I don’t have much debt but would pay off what’s there is; pay down my sister’s debts and invest half of what’s left. The interest would provide our cushion in old age.

Then I’d buy a smaller house with lots of land. Quit the hellish ratrace at work and spend time taking in stray critters, gardening and volunteering, especially at rest homes and veterans hospitals. This sounds too goodie-two-shoes icky for words but I enjoy it and so many of them are terribly lonely; essentially abandoned, in fact. They’re starved for COMPANIONSHIP. And travel some, which I adore. It’d be so great to see a lot more of the world.

I’d give most of the money directly–and anonymously–to folks who need it. Established charities are fine but I usually prefer giving directly: bags of groceries, household goods, help with bills, etc. (It’s a pisser at tax time but money isn’t the point to begin with; it’s just a damned tool, not the meaning of life.)

I’m getting carried away, but it’d be so FABULOUS to be able to give real support to some charities I can only nickle and dime now. A few dear to my heart: United Negro College Fund, Indian College Fund, libraries (of course), v foundations for training and giving guide dogs to the disabled and therapy pet programs. If I had my way, every “elderly warehouse” and group home would have some loving, accepting critters to give what people fail to.

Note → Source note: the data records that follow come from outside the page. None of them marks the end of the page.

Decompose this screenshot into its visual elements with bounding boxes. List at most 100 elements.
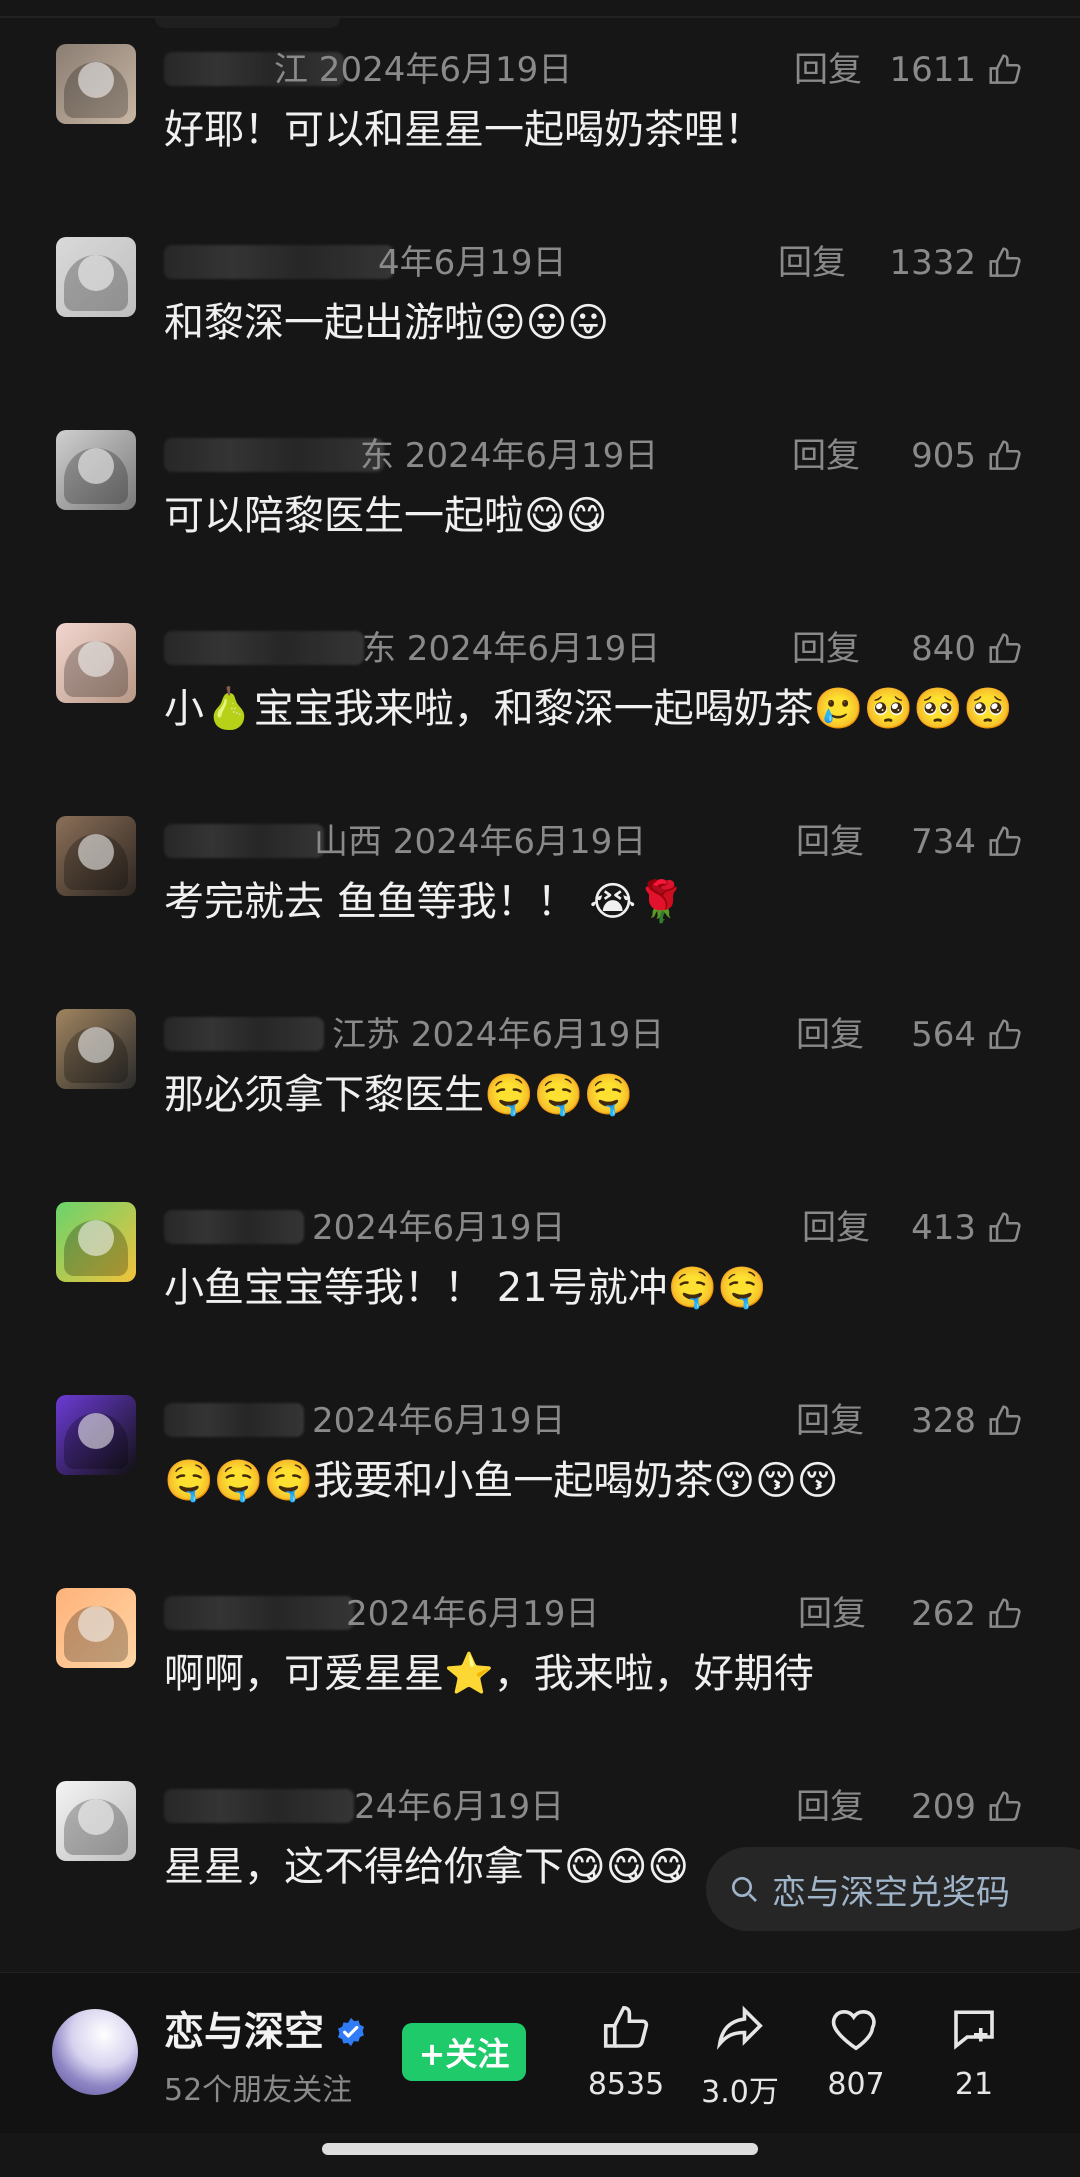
thumbs-up-icon [989, 247, 1021, 277]
comment-item[interactable]: 山西 2024年6月19日 回复 734 考完就去 鱼鱼等我！！ 😭🌹 [0, 802, 1080, 995]
redacted-username [164, 1403, 304, 1437]
comment-meta: 2024年6月19日 回复 328 [164, 1399, 1024, 1443]
friend-follow-count: 52个朋友关注 [164, 2073, 353, 2108]
comment-meta: 江 2024年6月19日 回复 1611 [164, 48, 1024, 92]
favorite-action[interactable]: 807 [796, 2001, 916, 2121]
redacted-username [164, 438, 384, 472]
like-control[interactable]: 1611 [889, 50, 1024, 90]
comment-item[interactable]: 4年6月19日 回复 1332 和黎深一起出游啦😛😛😛 [0, 223, 1080, 416]
like-control[interactable]: 209 [911, 1787, 1024, 1827]
reply-button[interactable]: 回复 [796, 1787, 864, 1827]
like-count: 1611 [889, 50, 976, 90]
user-avatar[interactable] [56, 1588, 136, 1668]
redacted-username [164, 1210, 304, 1244]
user-avatar[interactable] [56, 430, 136, 510]
thumbs-up-icon [989, 54, 1021, 84]
reply-button[interactable]: 回复 [798, 1594, 866, 1634]
like-count: 413 [911, 1208, 976, 1248]
redacted-username [164, 1596, 354, 1630]
avatar-face [78, 1413, 114, 1449]
account-name-text: 恋与深空 [164, 2009, 324, 2055]
comment-text: 🤤🤤🤤我要和小鱼一起喝奶茶😚😚😚 [164, 1458, 839, 1504]
like-count: 262 [911, 1594, 976, 1634]
thumbs-up-icon [989, 440, 1021, 470]
comment-action[interactable]: 21 [914, 2001, 1034, 2121]
like-control[interactable]: 413 [911, 1208, 1024, 1248]
thumbs-up-icon [603, 2005, 649, 2048]
comment-item[interactable]: 2024年6月19日 回复 262 啊啊，可爱星星⭐，我来啦，好期待 [0, 1574, 1080, 1767]
location-date: 江 2024年6月19日 [274, 50, 573, 90]
search-icon [732, 1877, 757, 1902]
account-name[interactable]: 恋与深空 [164, 2007, 368, 2057]
like-count: 840 [911, 629, 976, 669]
account-avatar[interactable] [52, 2009, 138, 2095]
user-avatar[interactable] [56, 816, 136, 896]
like-control[interactable]: 262 [911, 1594, 1024, 1634]
like-action[interactable]: 8535 [566, 2001, 686, 2121]
location-date: 2024年6月19日 [312, 1208, 566, 1248]
thumbs-up-icon [989, 1405, 1021, 1435]
like-control[interactable]: 328 [911, 1401, 1024, 1441]
comment-item[interactable]: 2024年6月19日 回复 413 小鱼宝宝等我！！ 21号就冲🤤🤤 [0, 1188, 1080, 1381]
user-avatar[interactable] [56, 1781, 136, 1861]
comment-item[interactable]: 江 2024年6月19日 回复 1611 好耶！可以和星星一起喝奶茶哩！ [0, 30, 1080, 223]
like-control[interactable]: 1332 [889, 243, 1024, 283]
like-count: 1332 [889, 243, 976, 283]
reply-button[interactable]: 回复 [778, 243, 846, 283]
reply-button[interactable]: 回复 [792, 629, 860, 669]
comment-meta: 东 2024年6月19日 回复 905 [164, 434, 1024, 478]
user-avatar[interactable] [56, 1009, 136, 1089]
comment-item[interactable]: 2024年6月19日 回复 328 🤤🤤🤤我要和小鱼一起喝奶茶😚😚😚 [0, 1381, 1080, 1574]
user-avatar[interactable] [56, 237, 136, 317]
location-date: 4年6月19日 [378, 243, 567, 283]
share-icon [716, 2005, 763, 2050]
like-control[interactable]: 905 [911, 436, 1024, 476]
avatar-face [78, 641, 114, 677]
comment-plus-icon [954, 2010, 994, 2050]
avatar-face [78, 1799, 114, 1835]
reply-button[interactable]: 回复 [796, 1015, 864, 1055]
thumbs-up-icon [989, 826, 1021, 856]
location-date: 东 2024年6月19日 [362, 629, 661, 669]
search-chip-label: 恋与深空兑奖码 [772, 1872, 1010, 1913]
share-action[interactable]: 3.0万 [680, 2001, 800, 2121]
reply-button[interactable]: 回复 [792, 436, 860, 476]
redacted-username [164, 1017, 324, 1051]
user-avatar[interactable] [56, 1202, 136, 1282]
avatar-face [78, 1606, 114, 1642]
avatar-face [78, 834, 114, 870]
thumbs-up-icon [989, 1212, 1021, 1242]
comment-text: 星星，这不得给你拿下😋😋😋 [164, 1844, 690, 1890]
location-date: 山西 2024年6月19日 [314, 822, 647, 862]
reply-button[interactable]: 回复 [794, 50, 862, 90]
reply-button[interactable]: 回复 [802, 1208, 870, 1248]
verified-badge-icon [337, 2017, 365, 2047]
follow-button[interactable]: +关注 [402, 2023, 526, 2081]
location-date: 东 2024年6月19日 [360, 436, 659, 476]
like-control[interactable]: 734 [911, 822, 1024, 862]
like-control[interactable]: 564 [911, 1015, 1024, 1055]
like-count: 564 [911, 1015, 976, 1055]
user-avatar[interactable] [56, 1395, 136, 1475]
search-chip[interactable]: 恋与深空兑奖码 [706, 1847, 1080, 1931]
location-date: 2024年6月19日 [312, 1401, 566, 1441]
comment-item[interactable]: 江苏 2024年6月19日 回复 564 那必须拿下黎医生🤤🤤🤤 [0, 995, 1080, 1188]
reply-button[interactable]: 回复 [796, 1401, 864, 1441]
user-avatar[interactable] [56, 44, 136, 124]
comment-meta: 江苏 2024年6月19日 回复 564 [164, 1013, 1024, 1057]
reply-button[interactable]: 回复 [796, 822, 864, 862]
bottom-bar: 恋与深空 52个朋友关注 +关注 8535 3.0万 807 21 [0, 1972, 1080, 2133]
avatar-face [78, 1027, 114, 1063]
share-total: 3.0万 [701, 2075, 779, 2110]
favorite-total: 807 [827, 2067, 885, 2102]
thumbs-up-icon [989, 1598, 1021, 1628]
location-date: 江苏 2024年6月19日 [332, 1015, 665, 1055]
comment-item[interactable]: 东 2024年6月19日 回复 905 可以陪黎医生一起啦😋😋 [0, 416, 1080, 609]
comment-item[interactable]: 东 2024年6月19日 回复 840 小🍐宝宝我来啦，和黎深一起喝奶茶🥲🥺🥺🥺 [0, 609, 1080, 802]
comment-meta: 2024年6月19日 回复 413 [164, 1206, 1024, 1250]
avatar-face [78, 448, 114, 484]
user-avatar[interactable] [56, 623, 136, 703]
avatar-face [78, 1220, 114, 1256]
thumbs-up-icon [989, 633, 1021, 663]
like-control[interactable]: 840 [911, 629, 1024, 669]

Sigh. Well it’s a great dream. “Watch the sky, keep watching the sky!” Or maybe I should start buying lottery tickets.

Veb

  1. Pay off all my bills and stop being Citibank’s bitch.
  2. Buy a house somewhere in the country…either outside of Atlanta or Naples Fl.
  3. Lasik surgery and laser body hair removal-the heaven of no more glasses and no more shaving!
  4. Run amok at a bookstore
  5. Make a Wish foundation gets 10,000 for all the smiles they put on my nephew’s face during his DisneyLand trip.
  6. Invest what’s left.
    I’d still work for a living to keep myself busy though.

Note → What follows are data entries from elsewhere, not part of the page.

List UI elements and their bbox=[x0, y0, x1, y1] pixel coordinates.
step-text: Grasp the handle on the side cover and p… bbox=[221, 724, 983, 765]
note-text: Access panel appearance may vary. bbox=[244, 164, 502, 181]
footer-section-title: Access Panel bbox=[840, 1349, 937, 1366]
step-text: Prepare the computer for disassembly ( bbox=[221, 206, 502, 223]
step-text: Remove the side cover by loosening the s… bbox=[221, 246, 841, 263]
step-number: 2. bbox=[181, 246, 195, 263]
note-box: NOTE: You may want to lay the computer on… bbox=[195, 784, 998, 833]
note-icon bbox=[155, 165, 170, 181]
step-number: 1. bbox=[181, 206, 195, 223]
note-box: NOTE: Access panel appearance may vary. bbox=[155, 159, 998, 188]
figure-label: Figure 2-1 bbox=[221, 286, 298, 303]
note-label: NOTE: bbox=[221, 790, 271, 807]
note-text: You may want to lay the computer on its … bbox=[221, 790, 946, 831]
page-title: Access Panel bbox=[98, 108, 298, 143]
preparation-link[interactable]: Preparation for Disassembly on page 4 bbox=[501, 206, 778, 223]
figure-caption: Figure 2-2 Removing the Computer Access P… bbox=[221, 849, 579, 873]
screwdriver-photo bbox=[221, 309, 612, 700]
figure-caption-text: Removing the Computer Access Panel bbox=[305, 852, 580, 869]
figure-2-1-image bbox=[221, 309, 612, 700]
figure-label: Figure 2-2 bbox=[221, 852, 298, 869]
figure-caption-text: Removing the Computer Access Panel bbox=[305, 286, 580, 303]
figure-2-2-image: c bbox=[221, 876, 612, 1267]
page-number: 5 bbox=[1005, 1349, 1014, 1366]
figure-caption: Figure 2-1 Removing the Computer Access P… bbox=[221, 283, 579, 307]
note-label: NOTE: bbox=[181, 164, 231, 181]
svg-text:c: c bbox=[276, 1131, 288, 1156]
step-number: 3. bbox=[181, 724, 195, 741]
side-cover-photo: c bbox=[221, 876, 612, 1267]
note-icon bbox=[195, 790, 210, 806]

Ooooh, yes. Excellent and humbling reality check, hardygrrl. I can’t remember, ever, being able to see without corrective lenses. That would be so great.

(Uh…one problem? Can courage be purchased too? My eyeballs wince when scary things get too close.)

Veb

I would buy a couple of cows, my mother a new car (I despise her little Geo Metro), and then I would take a long vacation.

How many of us were planning on saying “but not a real green dress…” until we read that Jonathan Chance already did? I know I was.

Darn you, Jonathan! And your little dog, too!

“Haven’t you always wanted a monkey?”

First, I’d probably buy a brand new computer.

Then I’d buy another one.

Then I’d order myself one of those huge party subs (You know…the ones that are about 15 feet long or so?).

I’d definitely get a car and insurance.

I’d put enough money away to pay for college. This includes dorm costs.

The rest…well, I’m sure I’d take a walk through the mall and come home broke.